In recent years, graph convolutional neural networks have been used in many applications, including as part of web-scale ‘recommender systems’ [1, 2]. Recommender systems are tools designed to make suggestions that are of greatest interest to a given user. A typical application may be to guide a user, based on their purchasing history, to other items they might like. Such recommender systems may function by generating an embedding – a multi-dimensional representation – of the items based on the activity of large sets of users. This embedding encapsulates existing knowledge about a domain, capturing for instance the similarity between items based on user inter-action. Here, we apply this framework to the genetic associations of molecular traits and use it to identify novel disease associations based on the loci already known to be associated with a given disease.
We hypothesised that co-association of two genetic loci with a molecular trait was likely to be informative with respect to their co-association with other traits. Using the Deep Graph Library (DGL) implementation [3] of PinSage [4], a recommender system that has previously been deployed at Pinterest (https://www.pinterest.co.uk/), we encode the knowledge contained in molecular trait (DNA CpG-site methylation status and RNA expression) GWAS and use it to augment existing disease GWAS results.
We first demonstrate that our embeddings are biologically meaningful in three stages: 1) We show that our model can successfully predict co-association between SNP and DNA CpG-site methylation status (henceforth referred to as SNP-CpG associations); 2) We recapitulate, using a model trained only on methylation QTL (meQTL) data, the associations between SNP and RNA expression (henceforth referred to as SNP-RNA associations) identified in a large expression QTL (eQTL) meta-analysis of 31,684 individuals [5]; and 3) We interrogate the molecular-QTL network, showing that SNP or node ‘importance’, as measured by eigenvector centrality, is associated with an increased likelihood of disease association.

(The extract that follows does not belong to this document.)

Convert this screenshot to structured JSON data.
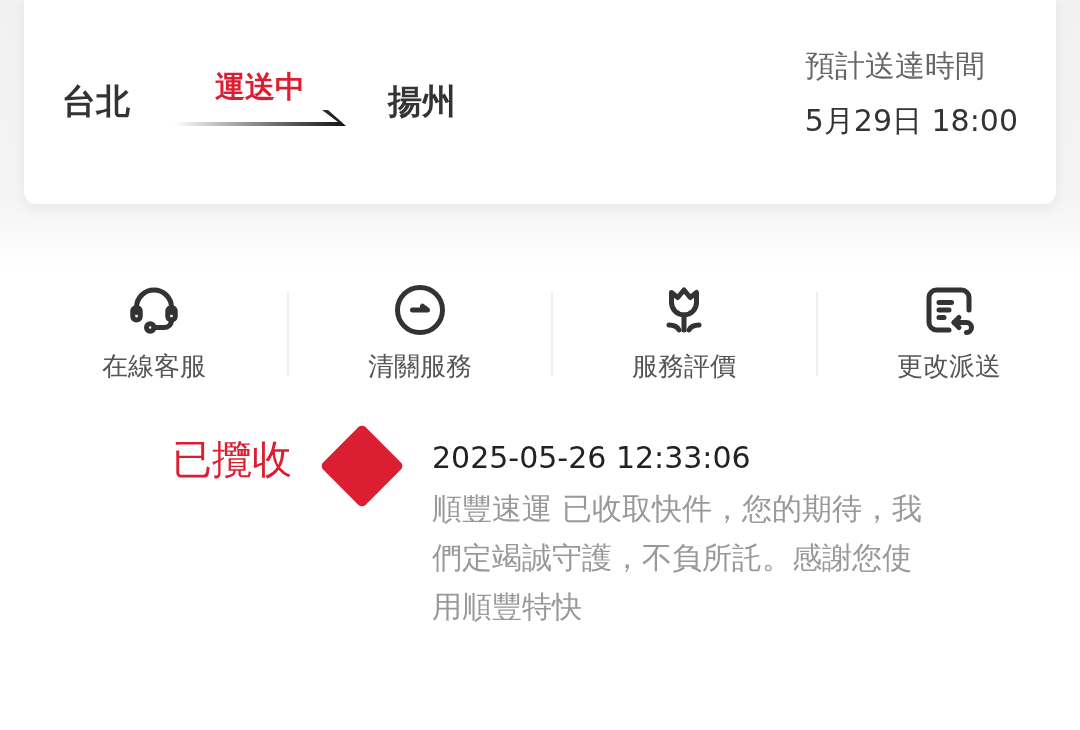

Having demonstrated the above, we then use these embeddings to predict novel height-associated genetic loci. We show that 88% (23/26) of the independent novel loci thus identified, that were present in a ‘saturated’ map of height associations [6], successfully replicate; this is compared to 91% (897/984) of those that were genome-wide significant (p-value < 5 × 10−8) in UK Biobank, accounting for multiple-testing via Bonferroni correction in both cases. Finally, we apply our approach to a set of self-reported disease outcomes in UK Biobank. We identify at least one additional disease-associated locus in almost two-thirds of disease traits analysed (41/64). Overall, our model achieves an uplift of about 8% compared to the number of genome-wide significant associations considered (128/1,548) – excluding here those involving the MHC region. We successfully replicate 38% (39/103) of those associations that were testable in FinnGen [7], and find suggestive evidence for six additional disease associations in GWAS Catalog. Given the potential to enhance discovery of disease-associated genetic loci, and the benefits of genetic evidence in supporting drug targets [8], we propose the future use of such recommender systems as a standard part of post-GWAS analysis.
Results
Biologically Meaningful Embeddings
Before presenting the results when predicting held-out SNP-CpG associations and SNP-RNA associations (Model 1 and Model 2, respectively; See Methods), we first outline how recommendations are made and how model performance is assessed.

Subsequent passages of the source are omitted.